As for restaurants and cinemas that are usually filled with holidays, they are deserted from the north to the south of the country. The Hubei Provincial Disease Prevention Center is cut off from the world.

Air transport and tourism are almost stalled and several companies announced that they will extend the suspension of their activities until after the New Year holiday, which ends on Sunday in principle.

Among them is the technology giant Taiwan’s Foxconn, which will keep its factories closed until mid-February.

Beijing is seeking to restore confidence.

“The impact of the epidemic is short-term and will not affect the trend in the long-term,” wrote the authority responsible for controlling the markets in an article published in the newspaper, the mouthpiece of the ruling Communist Party.

GDP is threatened –

The virus struck China as it fought a trade freedom initiated by US President Donald Trump.

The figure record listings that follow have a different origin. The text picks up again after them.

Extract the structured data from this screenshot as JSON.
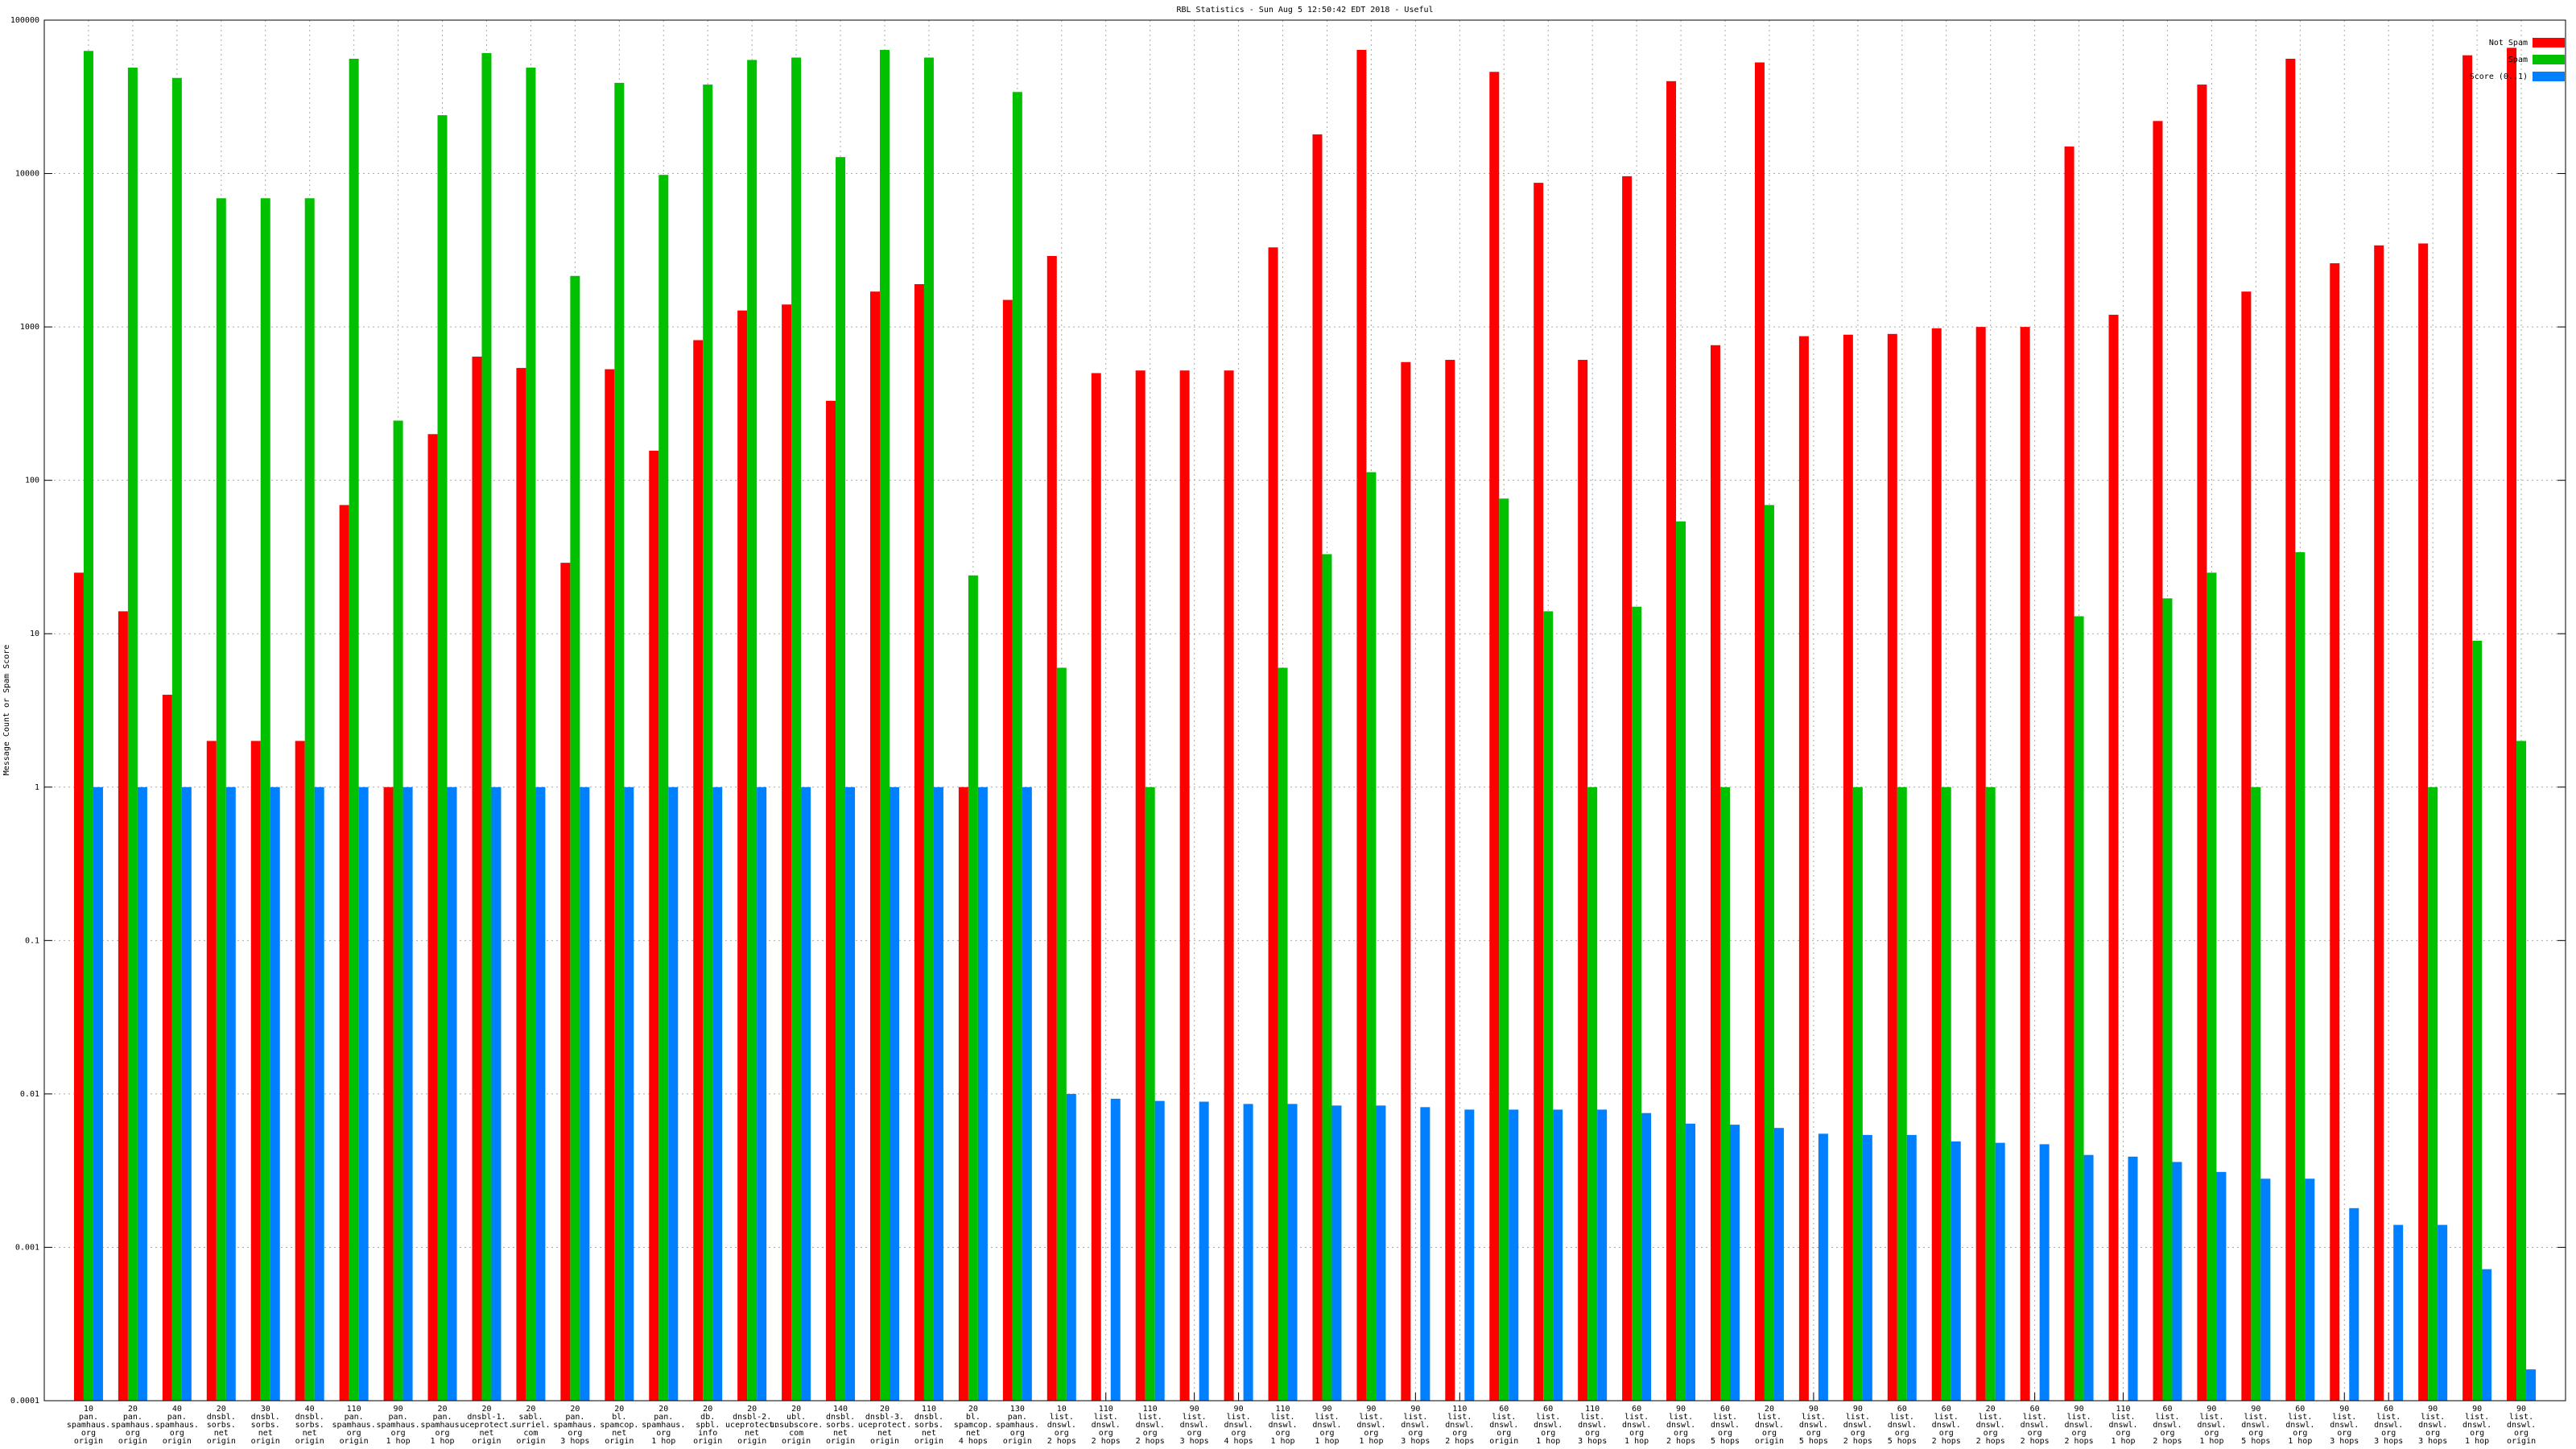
{
  "chart_data": {
    "type": "bar",
    "title": "RBL Statistics - Sun Aug  5 12:50:42 EDT 2018 - Useful",
    "y_label": "Message Count or Spam Score",
    "log_scale": true,
    "grid": true,
    "legend": "top-right",
    "ylim": [
      0.0001,
      100000
    ],
    "yticks": [
      0.0001,
      0.001,
      0.01,
      0.1,
      1,
      10,
      100,
      1000,
      10000,
      100000
    ],
    "categories": [
      [
        "10",
        "pan.",
        "spamhaus.",
        "org",
        "origin"
      ],
      [
        "20",
        "pan.",
        "spamhaus.",
        "org",
        "origin"
      ],
      [
        "40",
        "pan.",
        "spamhaus.",
        "org",
        "origin"
      ],
      [
        "20",
        "dnsbl.",
        "sorbs.",
        "net",
        "origin"
      ],
      [
        "30",
        "dnsbl.",
        "sorbs.",
        "net",
        "origin"
      ],
      [
        "40",
        "dnsbl.",
        "sorbs.",
        "net",
        "origin"
      ],
      [
        "110",
        "pan.",
        "spamhaus.",
        "org",
        "origin"
      ],
      [
        "90",
        "pan.",
        "spamhaus.",
        "org",
        "1 hop"
      ],
      [
        "20",
        "pan.",
        "spamhaus.",
        "org",
        "1 hop"
      ],
      [
        "20",
        "dnsbl-1.",
        "uceprotect.",
        "net",
        "origin"
      ],
      [
        "20",
        "sabl.",
        "surriel.",
        "com",
        "origin"
      ],
      [
        "20",
        "pan.",
        "spamhaus.",
        "org",
        "3 hops"
      ],
      [
        "20",
        "bl.",
        "spamcop.",
        "net",
        "origin"
      ],
      [
        "20",
        "pan.",
        "spamhaus.",
        "org",
        "1 hop"
      ],
      [
        "20",
        "db.",
        "spbl.",
        "info",
        "origin"
      ],
      [
        "20",
        "dnsbl-2.",
        "uceprotect.",
        "net",
        "origin"
      ],
      [
        "20",
        "ubl.",
        "unsubscore.",
        "com",
        "origin"
      ],
      [
        "140",
        "dnsbl.",
        "sorbs.",
        "net",
        "origin"
      ],
      [
        "20",
        "dnsbl-3.",
        "uceprotect.",
        "net",
        "origin"
      ],
      [
        "110",
        "dnsbl.",
        "sorbs.",
        "net",
        "origin"
      ],
      [
        "20",
        "bl.",
        "spamcop.",
        "net",
        "4 hops"
      ],
      [
        "130",
        "pan.",
        "spamhaus.",
        "org",
        "origin"
      ],
      [
        "10",
        "list.",
        "dnswl.",
        "org",
        "2 hops"
      ],
      [
        "110",
        "list.",
        "dnswl.",
        "org",
        "2 hops"
      ],
      [
        "110",
        "list.",
        "dnswl.",
        "org",
        "2 hops"
      ],
      [
        "90",
        "list.",
        "dnswl.",
        "org",
        "3 hops"
      ],
      [
        "90",
        "list.",
        "dnswl.",
        "org",
        "4 hops"
      ],
      [
        "110",
        "list.",
        "dnswl.",
        "org",
        "1 hop"
      ],
      [
        "90",
        "list.",
        "dnswl.",
        "org",
        "1 hop"
      ],
      [
        "90",
        "list.",
        "dnswl.",
        "org",
        "1 hop"
      ],
      [
        "90",
        "list.",
        "dnswl.",
        "org",
        "3 hops"
      ],
      [
        "110",
        "list.",
        "dnswl.",
        "org",
        "2 hops"
      ],
      [
        "60",
        "list.",
        "dnswl.",
        "org",
        "origin"
      ],
      [
        "60",
        "list.",
        "dnswl.",
        "org",
        "1 hop"
      ],
      [
        "110",
        "list.",
        "dnswl.",
        "org",
        "3 hops"
      ],
      [
        "60",
        "list.",
        "dnswl.",
        "org",
        "1 hop"
      ],
      [
        "90",
        "list.",
        "dnswl.",
        "org",
        "2 hops"
      ],
      [
        "60",
        "list.",
        "dnswl.",
        "org",
        "5 hops"
      ],
      [
        "20",
        "list.",
        "dnswl.",
        "org",
        "origin"
      ],
      [
        "90",
        "list.",
        "dnswl.",
        "org",
        "5 hops"
      ],
      [
        "90",
        "list.",
        "dnswl.",
        "org",
        "2 hops"
      ],
      [
        "60",
        "list.",
        "dnswl.",
        "org",
        "5 hops"
      ],
      [
        "60",
        "list.",
        "dnswl.",
        "org",
        "2 hops"
      ],
      [
        "20",
        "list.",
        "dnswl.",
        "org",
        "2 hops"
      ],
      [
        "60",
        "list.",
        "dnswl.",
        "org",
        "2 hops"
      ],
      [
        "90",
        "list.",
        "dnswl.",
        "org",
        "2 hops"
      ],
      [
        "110",
        "list.",
        "dnswl.",
        "org",
        "1 hop"
      ],
      [
        "60",
        "list.",
        "dnswl.",
        "org",
        "2 hops"
      ],
      [
        "90",
        "list.",
        "dnswl.",
        "org",
        "1 hop"
      ],
      [
        "90",
        "list.",
        "dnswl.",
        "org",
        "5 hops"
      ],
      [
        "60",
        "list.",
        "dnswl.",
        "org",
        "1 hop"
      ],
      [
        "90",
        "list.",
        "dnswl.",
        "org",
        "3 hops"
      ],
      [
        "60",
        "list.",
        "dnswl.",
        "org",
        "3 hops"
      ],
      [
        "90",
        "list.",
        "dnswl.",
        "org",
        "3 hops"
      ],
      [
        "90",
        "list.",
        "dnswl.",
        "org",
        "1 hop"
      ],
      [
        "90",
        "list.",
        "dnswl.",
        "org",
        "origin"
      ]
    ],
    "series": [
      {
        "name": "Not Spam",
        "color": "#ff0000",
        "values": [
          25,
          14,
          4,
          2,
          2,
          2,
          69,
          1,
          200,
          640,
          540,
          29,
          530,
          156,
          820,
          1280,
          1400,
          330,
          1700,
          1900,
          1,
          1500,
          2900,
          500,
          520,
          520,
          520,
          3300,
          18000,
          64000,
          590,
          610,
          46000,
          8700,
          610,
          9600,
          40000,
          760,
          53000,
          870,
          890,
          900,
          980,
          1000,
          1000,
          15000,
          1200,
          22000,
          38000,
          1700,
          56000,
          2600,
          3400,
          3500,
          59000,
          66000
        ]
      },
      {
        "name": "Spam",
        "color": "#00c000",
        "values": [
          63000,
          49000,
          42000,
          6900,
          6900,
          6900,
          56000,
          245,
          24000,
          61000,
          49000,
          2150,
          39000,
          9800,
          38000,
          55000,
          57000,
          12800,
          64000,
          57000,
          24,
          34000,
          6,
          null,
          1,
          null,
          null,
          6,
          33,
          113,
          null,
          null,
          76,
          14,
          1,
          15,
          54,
          1,
          69,
          null,
          1,
          1,
          1,
          1,
          null,
          13,
          null,
          17,
          25,
          1,
          34,
          null,
          null,
          1,
          9,
          2
        ]
      },
      {
        "name": "Score (0..1)",
        "color": "#0080ff",
        "values": [
          1,
          1,
          1,
          1,
          1,
          1,
          1,
          1,
          1,
          1,
          1,
          1,
          1,
          1,
          1,
          1,
          1,
          1,
          1,
          1,
          1,
          1,
          0.01,
          0.0093,
          0.009,
          0.0089,
          0.0086,
          0.0086,
          0.0084,
          0.0084,
          0.0082,
          0.0079,
          0.0079,
          0.0079,
          0.0079,
          0.0075,
          0.0064,
          0.0063,
          0.006,
          0.0055,
          0.0054,
          0.0054,
          0.0049,
          0.0048,
          0.0047,
          0.004,
          0.0039,
          0.0036,
          0.0031,
          0.0028,
          0.0028,
          0.0018,
          0.0014,
          0.0014,
          0.00072,
          0.00016
        ]
      }
    ]
  }
}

The growth of the Chinese economy fell last year to 6.1 percent, the lowest figure in nearly thirty years.

While consumption accounted for 3.5 percentage points of growth last year, Standard & Poor’s analysts warned that a slight 10 percent drop in household spending could lead to a 1.2 percent drop in gross domestic product over a year.

“The impact on Chinese growth may be significant in the short term,” the Oxford Economics office said, explaining that the growth rate “may drop to four percent in the first quarter” instead of the current 6 percent.

To avoid stock exchanges falling Monday morning, Beijing could order public investment funds to buy shares heavily.

Shares of the tourism and transportation sector could be affected, while health sector shares could rise, benefiting from the popularity of protective masks and other medical equipment.

The volume of exchanges may also be small on Monday morning due to the continued closure of some offices, even if the banks will reopen their doors initially.

On Saturday, the central bank announced a series of measures to encourage lending to companies that contribute to fighting the emerging Corona virus. He called on banks to allocate an “adequate level of accreditation” to hospitals and medical research centers.

On the other hand, Beijing announced the abolition of punitive customs duties imposed in the context of its trade war with the United States on some imported American medical products, to help curb the spread of the disease.


This article is written and prepared by our foreign editors writing for OBSERVATORY NEWS from different countries around the world – material edited and published by OBSERVATORY staff in our newsroom.